Monday, March 7, 2011

Carnaval in La Paz

If you imagine a stereotypical cross between an old-time country fair and
a family street party with a Latin flair you will come pretty close to Carnaval in La Paz. Cotton candy, balloon vendors, street food and carny rides fill over a mile long section of the bay-front Malecon for five days. The street is closed down to traffic in the evening and open to the people of La Paz to stroll and enjoy.

There are bands, belly dancers, Tahitian dancers, and live entertainment
of all kinds offered at several stages along the Malecon from sundown until the early morning hours. Games of skill and games of chance are offered up by barkers. There's even a large bingo-type game for young and old alike filling the promenade along the east end of the historic La Perla Hotel. All variety of trinkets are for sale, including purses, shirts, lighted head bands, theme-blankets (Winnie the Pooh, etc.) and more. Much of it is likely from Mexico, but I'm pretty certain China also has a presence.

Food and drink can be found all along the fair venue. Ice cream, sodas,
hot dogs, tacos, gorditas de Nata, hot crossed buns, candied fruit and vegetables (including squash and cactus), cold beer and mixed tropical drinks can all be purchased along the route. The restaurants along the way spill tables out onto the street to better attract and serve customers.

There are carnival rides for kids and the young adults (and, admittedly
for some of the less risk adverse older folks). These include everything from miniature Ferris wheels and merry-go-rounds to bumper cars (any direction of travel is okay) and 360-degree, hammer-rides for the older kids. The mechanical oversight and overall condition of these rides, while suspect under the best conditions, would cause insurance underwriters in the U.S. to succumb from shock and disbelief. There are even a few side-show acts showing animals that defy description and the "smallest girl in the world".

The last several days of the festival are highlighted by parades featuring
floats with the Queen of Carnaval and her entourage, as well as, floats featuring the junior kings and queens in elaborate costumes and the Queen from the previous year. There are bands on trucks, dancers on floats, dancers in the street and Corona and Pacifico beer trucks serving as spacers between the various groups. Everyone has eggs that have been emptied and refilled with confetti. These are broken over peoples heads or thrown at targets to cover them with confetti as the egg shell breaks and spills its' colorful contents.

It's not the biggest nor the wildest Carnaval celebration in the world, but it does have something to offer for everyone. Every year it is well attended by the people of La Paz and visitors that are lucky enough to be here during this time of year.
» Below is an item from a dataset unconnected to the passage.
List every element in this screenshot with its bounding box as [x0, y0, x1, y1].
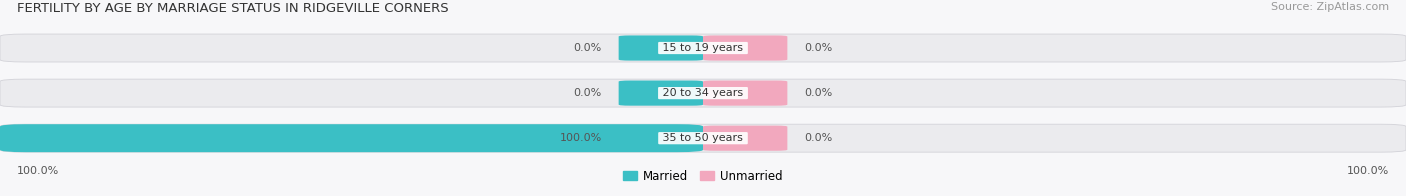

Mid-Life Cruising! said...

Looks like a great time! We're recuperating from New Orleans Carnival right now.

Karen said...

Mazatlan carnival was pretty excellent too! Hope you're living the life in La Paz...i'm back at my desk in Cape Town (blah!).

Great meeting you guys,
Karen (The Laura Takalani)

Mari @ Once Upon a Plate said...

Thank you for sharing the celebration ~ great pictures!